I inform you that I consider myself satisfied with the debates we had and the answers given to me and I am grateful to everyone who contributed to this discussion.

Best wishes

DaTario said:

1) whether this analysis is valid
2) if the impossibility ## H + H \rightarrow H_2## in vaccum is a well known fact
3) whether symmetry really plays a determinant role.
4) how (details) symmetry acts as a prohibiting agent in this route of formation of the ##H_2## molecule.

1) Yes.

2) Yes, any (respectable ) molecular physicist knows this.

3) Yes.

4) For two atoms in the same electronic state, the transition matrix element for a dipole transition boils down to something proportional to
$$
\propto \int \psi^* \hat{d}_\mathrm{N} \psi \, \mathrm{d}\tau_\mathrm{N}
$$
where ##\psi## is the nuclear wave function, ##\hat{d}_\mathrm{N}## the dipole moment operator, and ##\tau_\mathrm{N}## the nuclear degrees of freedom (this is in the Born-Oppenheimer approximation, and the electronic degrees of freedom have already been integrated over).

For a homonuclear diatomic molecule, there can be no dipole moment by symmetry (for the two atoms initially in the same electronic state), so ##\hat{d}_\mathrm{N} = 0## and there is no dipole transition.

As @Vanadium 50 pointed out, M1 magnetic dipole transitions are dominant in this case. So while two colliding identical atoms can temporarily form a diatomic molecule, M1 transitions are slow with respect to the timescale of dissociation, so the two atoms just fly apart.

The only way to form a stable molecule is to have a 3-body collision, with the 3rd body carrying away the extra energy. The rate at which this happens depends on density and temperature.

Thank you very much, DrClaude. I also apologize to you for not having organized the text of the question as it should have, with the appropriate references in English.

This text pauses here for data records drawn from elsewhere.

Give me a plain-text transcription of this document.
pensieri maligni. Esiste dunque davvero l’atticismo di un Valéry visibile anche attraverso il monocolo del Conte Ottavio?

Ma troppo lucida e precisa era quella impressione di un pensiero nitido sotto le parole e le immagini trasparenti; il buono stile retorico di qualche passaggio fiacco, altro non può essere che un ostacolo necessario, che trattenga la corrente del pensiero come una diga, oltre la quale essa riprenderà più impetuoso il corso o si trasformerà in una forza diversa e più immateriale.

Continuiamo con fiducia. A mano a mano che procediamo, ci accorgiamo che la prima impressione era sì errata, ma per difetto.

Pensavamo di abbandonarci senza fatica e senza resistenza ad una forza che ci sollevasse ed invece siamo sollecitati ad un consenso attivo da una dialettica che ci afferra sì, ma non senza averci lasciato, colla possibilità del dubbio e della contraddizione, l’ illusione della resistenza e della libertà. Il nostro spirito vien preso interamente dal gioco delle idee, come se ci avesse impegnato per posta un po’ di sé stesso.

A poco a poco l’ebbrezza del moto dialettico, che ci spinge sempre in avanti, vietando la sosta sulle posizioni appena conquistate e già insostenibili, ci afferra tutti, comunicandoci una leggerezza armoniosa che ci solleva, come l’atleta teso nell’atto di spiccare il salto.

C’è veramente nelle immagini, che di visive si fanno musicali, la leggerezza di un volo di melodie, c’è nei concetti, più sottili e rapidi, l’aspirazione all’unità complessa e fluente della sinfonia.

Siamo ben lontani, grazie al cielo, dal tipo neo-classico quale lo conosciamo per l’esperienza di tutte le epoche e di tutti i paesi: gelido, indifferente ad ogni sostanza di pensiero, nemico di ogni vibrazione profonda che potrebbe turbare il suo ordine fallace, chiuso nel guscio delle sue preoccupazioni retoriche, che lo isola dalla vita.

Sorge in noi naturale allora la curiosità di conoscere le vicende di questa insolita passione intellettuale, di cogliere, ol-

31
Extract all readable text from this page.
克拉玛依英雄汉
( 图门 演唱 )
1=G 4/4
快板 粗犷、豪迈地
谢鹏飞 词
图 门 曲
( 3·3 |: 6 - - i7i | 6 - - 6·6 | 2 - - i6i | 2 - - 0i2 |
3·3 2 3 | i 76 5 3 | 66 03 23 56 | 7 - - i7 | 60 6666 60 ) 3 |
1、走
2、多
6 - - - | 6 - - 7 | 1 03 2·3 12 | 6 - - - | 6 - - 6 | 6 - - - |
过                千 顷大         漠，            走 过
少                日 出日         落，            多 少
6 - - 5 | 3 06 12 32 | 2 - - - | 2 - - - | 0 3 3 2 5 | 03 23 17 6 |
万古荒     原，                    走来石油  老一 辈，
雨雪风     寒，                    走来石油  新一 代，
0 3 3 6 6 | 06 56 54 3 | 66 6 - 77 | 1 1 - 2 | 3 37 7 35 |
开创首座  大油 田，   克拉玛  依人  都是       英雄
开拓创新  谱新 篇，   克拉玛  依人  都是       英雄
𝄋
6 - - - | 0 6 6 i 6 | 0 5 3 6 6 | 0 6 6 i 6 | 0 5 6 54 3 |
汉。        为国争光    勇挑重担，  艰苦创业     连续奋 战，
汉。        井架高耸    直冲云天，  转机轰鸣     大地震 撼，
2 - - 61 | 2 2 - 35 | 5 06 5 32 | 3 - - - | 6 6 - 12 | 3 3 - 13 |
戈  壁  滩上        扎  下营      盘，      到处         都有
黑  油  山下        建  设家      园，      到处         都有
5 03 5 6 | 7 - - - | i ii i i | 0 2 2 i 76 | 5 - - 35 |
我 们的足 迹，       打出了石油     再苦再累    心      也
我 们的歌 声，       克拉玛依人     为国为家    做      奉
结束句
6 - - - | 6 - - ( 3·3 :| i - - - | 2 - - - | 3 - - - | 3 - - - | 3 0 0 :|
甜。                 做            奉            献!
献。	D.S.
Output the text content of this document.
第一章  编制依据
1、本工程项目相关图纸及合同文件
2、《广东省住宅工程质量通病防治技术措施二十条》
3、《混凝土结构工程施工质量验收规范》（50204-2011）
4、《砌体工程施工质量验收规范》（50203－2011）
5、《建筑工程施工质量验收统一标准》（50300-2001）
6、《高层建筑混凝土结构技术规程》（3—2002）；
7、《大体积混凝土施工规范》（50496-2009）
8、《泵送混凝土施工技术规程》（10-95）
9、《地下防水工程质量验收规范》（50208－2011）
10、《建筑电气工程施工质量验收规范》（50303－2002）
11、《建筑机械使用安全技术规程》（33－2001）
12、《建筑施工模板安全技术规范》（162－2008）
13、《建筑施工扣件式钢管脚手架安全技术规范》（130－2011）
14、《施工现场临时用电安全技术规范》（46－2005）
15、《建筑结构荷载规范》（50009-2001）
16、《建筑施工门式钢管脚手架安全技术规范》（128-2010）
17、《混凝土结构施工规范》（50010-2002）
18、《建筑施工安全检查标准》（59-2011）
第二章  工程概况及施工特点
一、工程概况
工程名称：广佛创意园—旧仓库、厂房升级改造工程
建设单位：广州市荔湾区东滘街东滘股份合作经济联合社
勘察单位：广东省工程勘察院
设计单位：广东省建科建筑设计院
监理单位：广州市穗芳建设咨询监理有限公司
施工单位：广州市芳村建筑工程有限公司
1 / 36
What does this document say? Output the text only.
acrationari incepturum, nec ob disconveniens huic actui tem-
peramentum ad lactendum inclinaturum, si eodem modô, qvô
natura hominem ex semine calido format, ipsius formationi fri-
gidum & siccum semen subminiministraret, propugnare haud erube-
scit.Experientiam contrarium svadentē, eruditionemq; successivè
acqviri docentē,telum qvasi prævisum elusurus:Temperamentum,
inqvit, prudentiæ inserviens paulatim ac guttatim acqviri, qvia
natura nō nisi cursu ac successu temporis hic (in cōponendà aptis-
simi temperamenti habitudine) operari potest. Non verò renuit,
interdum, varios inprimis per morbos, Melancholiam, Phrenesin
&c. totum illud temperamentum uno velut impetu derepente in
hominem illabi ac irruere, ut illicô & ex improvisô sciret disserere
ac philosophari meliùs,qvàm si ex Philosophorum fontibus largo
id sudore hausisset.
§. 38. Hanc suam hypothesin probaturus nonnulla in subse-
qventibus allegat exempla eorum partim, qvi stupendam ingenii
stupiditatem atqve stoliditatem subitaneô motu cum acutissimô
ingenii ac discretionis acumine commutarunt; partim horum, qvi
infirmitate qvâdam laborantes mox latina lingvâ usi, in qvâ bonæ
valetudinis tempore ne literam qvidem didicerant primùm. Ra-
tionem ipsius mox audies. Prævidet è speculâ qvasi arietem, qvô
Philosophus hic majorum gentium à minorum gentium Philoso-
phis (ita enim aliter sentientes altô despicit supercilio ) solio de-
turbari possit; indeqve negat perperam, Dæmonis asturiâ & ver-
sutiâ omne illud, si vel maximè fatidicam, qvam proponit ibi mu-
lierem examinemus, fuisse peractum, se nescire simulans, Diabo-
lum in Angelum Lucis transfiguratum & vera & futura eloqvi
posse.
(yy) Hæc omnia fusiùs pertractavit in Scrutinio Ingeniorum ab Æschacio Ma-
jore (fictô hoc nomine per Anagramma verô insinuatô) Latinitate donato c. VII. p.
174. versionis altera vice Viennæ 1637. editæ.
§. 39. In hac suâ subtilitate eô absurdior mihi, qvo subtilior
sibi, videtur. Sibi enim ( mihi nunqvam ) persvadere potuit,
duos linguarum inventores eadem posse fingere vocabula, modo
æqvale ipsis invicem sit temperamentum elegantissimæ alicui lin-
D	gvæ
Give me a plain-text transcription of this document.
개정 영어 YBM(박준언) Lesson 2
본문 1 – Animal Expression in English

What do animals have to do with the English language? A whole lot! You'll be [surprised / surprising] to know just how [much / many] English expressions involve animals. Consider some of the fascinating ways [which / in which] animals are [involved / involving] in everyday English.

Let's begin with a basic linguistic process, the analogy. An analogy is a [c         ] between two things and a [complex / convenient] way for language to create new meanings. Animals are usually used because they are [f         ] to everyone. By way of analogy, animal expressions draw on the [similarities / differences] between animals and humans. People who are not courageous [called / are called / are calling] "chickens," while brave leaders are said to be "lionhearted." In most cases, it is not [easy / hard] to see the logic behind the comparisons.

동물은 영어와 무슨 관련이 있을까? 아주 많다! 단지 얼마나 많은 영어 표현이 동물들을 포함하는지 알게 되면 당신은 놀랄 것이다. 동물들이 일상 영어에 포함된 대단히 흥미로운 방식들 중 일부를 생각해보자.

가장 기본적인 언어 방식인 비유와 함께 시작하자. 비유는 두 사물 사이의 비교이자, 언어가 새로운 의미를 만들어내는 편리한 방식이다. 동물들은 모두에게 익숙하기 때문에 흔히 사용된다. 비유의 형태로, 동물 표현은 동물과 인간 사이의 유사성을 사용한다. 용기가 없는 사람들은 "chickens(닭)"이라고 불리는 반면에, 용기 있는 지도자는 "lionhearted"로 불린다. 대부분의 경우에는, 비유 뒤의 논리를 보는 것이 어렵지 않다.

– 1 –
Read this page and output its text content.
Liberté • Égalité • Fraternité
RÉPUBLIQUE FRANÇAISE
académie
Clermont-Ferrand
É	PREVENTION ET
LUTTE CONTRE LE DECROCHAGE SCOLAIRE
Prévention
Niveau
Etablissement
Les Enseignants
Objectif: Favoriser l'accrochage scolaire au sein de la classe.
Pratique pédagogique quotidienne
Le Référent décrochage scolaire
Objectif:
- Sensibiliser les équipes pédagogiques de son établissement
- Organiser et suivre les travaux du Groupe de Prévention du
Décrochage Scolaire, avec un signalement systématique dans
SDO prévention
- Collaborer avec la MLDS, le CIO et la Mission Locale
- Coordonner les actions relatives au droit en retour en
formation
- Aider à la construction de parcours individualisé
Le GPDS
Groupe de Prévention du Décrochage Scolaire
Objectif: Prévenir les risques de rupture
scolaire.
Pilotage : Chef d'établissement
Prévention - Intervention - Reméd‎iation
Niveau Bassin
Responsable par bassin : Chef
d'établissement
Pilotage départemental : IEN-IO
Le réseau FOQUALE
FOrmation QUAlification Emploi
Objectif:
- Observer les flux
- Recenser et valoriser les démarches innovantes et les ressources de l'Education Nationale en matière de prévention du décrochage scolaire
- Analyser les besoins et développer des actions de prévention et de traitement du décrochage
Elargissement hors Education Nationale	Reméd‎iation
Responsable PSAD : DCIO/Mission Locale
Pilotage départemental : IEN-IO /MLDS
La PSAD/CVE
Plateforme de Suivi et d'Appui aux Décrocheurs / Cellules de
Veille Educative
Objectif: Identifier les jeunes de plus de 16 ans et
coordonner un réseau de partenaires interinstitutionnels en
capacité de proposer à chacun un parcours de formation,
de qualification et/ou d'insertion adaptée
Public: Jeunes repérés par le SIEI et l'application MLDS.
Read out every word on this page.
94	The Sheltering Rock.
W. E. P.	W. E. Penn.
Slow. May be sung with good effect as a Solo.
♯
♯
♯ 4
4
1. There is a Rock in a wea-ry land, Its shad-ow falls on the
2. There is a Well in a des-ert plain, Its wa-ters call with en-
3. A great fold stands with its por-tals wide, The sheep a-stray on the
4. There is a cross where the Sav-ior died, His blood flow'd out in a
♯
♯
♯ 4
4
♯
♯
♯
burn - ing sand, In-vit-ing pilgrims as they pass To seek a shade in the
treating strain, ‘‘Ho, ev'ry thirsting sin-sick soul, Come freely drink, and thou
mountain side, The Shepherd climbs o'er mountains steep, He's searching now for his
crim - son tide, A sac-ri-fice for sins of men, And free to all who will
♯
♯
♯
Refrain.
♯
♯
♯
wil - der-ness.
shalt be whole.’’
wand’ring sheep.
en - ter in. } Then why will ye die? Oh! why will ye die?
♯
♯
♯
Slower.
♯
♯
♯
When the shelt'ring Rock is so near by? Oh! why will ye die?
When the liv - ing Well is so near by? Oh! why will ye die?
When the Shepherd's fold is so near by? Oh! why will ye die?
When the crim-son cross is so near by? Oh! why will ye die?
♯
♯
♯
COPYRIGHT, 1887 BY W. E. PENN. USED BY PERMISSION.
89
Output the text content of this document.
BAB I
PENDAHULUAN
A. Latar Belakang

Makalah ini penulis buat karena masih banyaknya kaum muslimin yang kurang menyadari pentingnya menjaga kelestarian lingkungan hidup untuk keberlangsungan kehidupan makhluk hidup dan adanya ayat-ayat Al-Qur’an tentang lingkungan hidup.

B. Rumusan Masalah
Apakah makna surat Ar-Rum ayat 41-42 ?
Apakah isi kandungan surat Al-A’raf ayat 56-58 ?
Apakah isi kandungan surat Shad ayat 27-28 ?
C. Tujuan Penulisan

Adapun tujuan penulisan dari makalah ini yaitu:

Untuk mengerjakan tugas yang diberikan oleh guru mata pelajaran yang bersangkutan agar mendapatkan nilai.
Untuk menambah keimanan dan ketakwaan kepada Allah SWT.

This phenomenon reminds me of another one, which was studied by Serge Haroche (Nobel Prize winner), namely, the suppression of a given electronic transition in an atom whose electron is in an excited state, when it is placed in front of a mirror, at a given distance.

DaTario said:

This phenomenon reminds me of another one, which was studied by Serge Haroche (Nobel Prize winner), namely, the suppression of a given electronic transition in an atom whose electron is in an excited state, when it is placed in front of a mirror, at a given distance.

That is slightly different in that it is due to the electromagnetic field inside the cavity not having a mode corresponding to the energy of the transition in the atom (so it is a property of the field, not the atom). But it all stems from the same physical framework, namely quantum electrodynamics.

Yes, I understand there are differences, but I 'always' found interesting the metaphorical idea that particles are like 1 and fields are like 0,99999...

In a certain sense, although they propagate differently, the wave function of the atom and the EM field have some degree of correspondence, haven't they?

OBS.: Perhaps it is not appropriate here to conduct a discussion that departs from the original.

For an English source including some introduction, see for example:
https://articles.adsabs.harvard.edu//full/1991ApJ...372..161L/0000161.000.html
Note the link to van Dishoek, 1989.

That symmetry suppresses radiation is something I had in bachelor level chemistry... bonds with symmetry around the bond are inactive in IR, and weak when it is near symmetry.